Police stormed the venue and arrested fans sporting mohawks, tattoos, tight jeans and chains, who were on Tuesday taken to a nearby town to undergo a 10-day moral rehabilitation camp run by police.


Ah, a "reeducation camp" if you will. George Orwell must be spinning in his grave, though I daresay Stalin and Hitler would thoroughly approve of the means, if not the message.

But where is the global outrage at this aggressive, blatant deprivation of liberty? Whoops! That's right, I forgot, it's a religious act, so you're not allowed to say anything disparaging.

The hypocrisy makes me want to puke.

Wednesday, November 9, 2011

What is this I don't even

I'll leave it to Scott Adams to turn this into an amusing comic strip, it's done my head completely in.

So I'm trying to procure a computer on behalf of someone who is going to conduct some research. That's cool, it's part of my job. Uh-oh, they need a non standard computer. This should be no biggie. I can see why large organisations have standard boxes - a drone in HR or Finance doesn't generally need anything fancy, but researchers, well, research; cut 'em some slack eh? A little flexibility shouldn't be hard to build into the system...

Anyhoo, thanks to the wonders of online procurement I should just log onto the vendor provided corporate page where our "approved" systems reside, click a few radio buttons to enable the laughably simple options (larger hard disk plus an additional hard disk) I need and off we go.

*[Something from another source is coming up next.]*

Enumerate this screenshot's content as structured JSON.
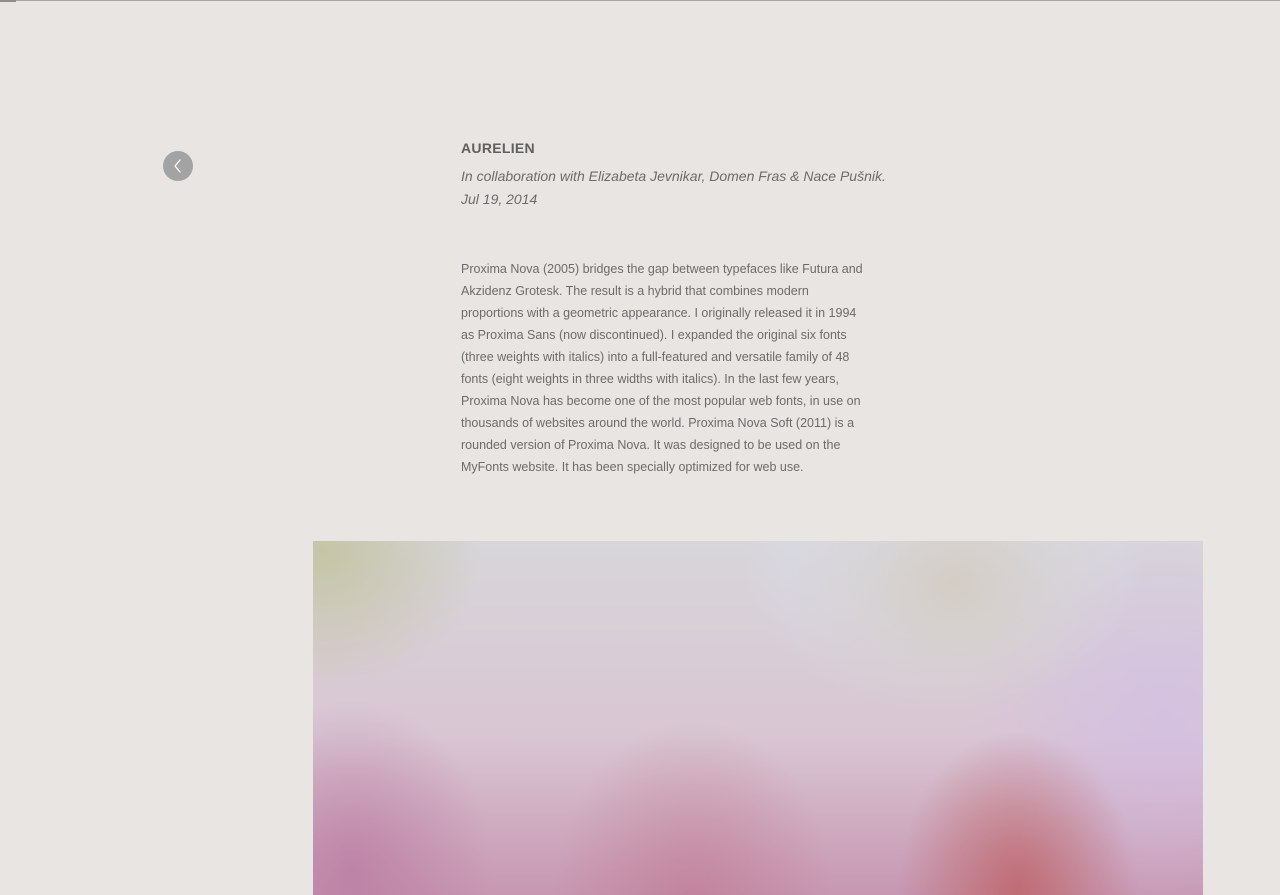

Alas, the options aren't there. Hat in hand, I humbly approach the higher powers.

Several days (I shit you not) pass and lo! The options for larger hard drives have been revealed, praise be! Sadly, still no option for a second hard drive. More offerings are burnt at the altar. More time passes. Still no second hard drive option.

Eventually I am directed to contact the vendor for a custom quote. This goes surprising well considering our account manager at the vendor and the previous glacial response times I've experienced. Sadly, the drones in Finance are well versed in this practice and won't release such an order without approval from on high.

Thus more delays are introduced. Before we go through the looking glass, to clarify, I work in the field of IT, but not for IT (as in the centralised service here).

So, a bunch of morons, let's call them IT, spend about a week dicking me around, then, as part of the policy I have to send my custom quote (which I had to get because they're too useless to enable some options on a web page) to them for approval. Here's where it goes from the sublime to the ridiculous; I request approval from them, they, to my astonishment, request approval from a third party, who grant it to them and they in turn grant it to me.

It seems that we have engaged, at considerable expense, the services of a procurement agency. It further transpires that they control the options which are available on our vendor provided procurement page.

Huh? How the fuck does that make sense to anyone? Maybe it's just me, maybe this all does makes sense, I'm just too stupid to understand it.

I just want to do my job. Should have been a simple matter of a few clicks and job done instead of just over a week of bureaucracy.

What is this I don't even, truly.

Wednesday, October 26, 2011

Blow up the pokies.

With apologies to The Whitlams.

I feel no small sense of irony that those who condemn poker machine reform are, in effect condoning problem gamblers as a legitimate source of revenue.

If the government could reliably tax heroin or methamphetamine you would be able to buy it over the counter at the corner shop. Follow the money, as always.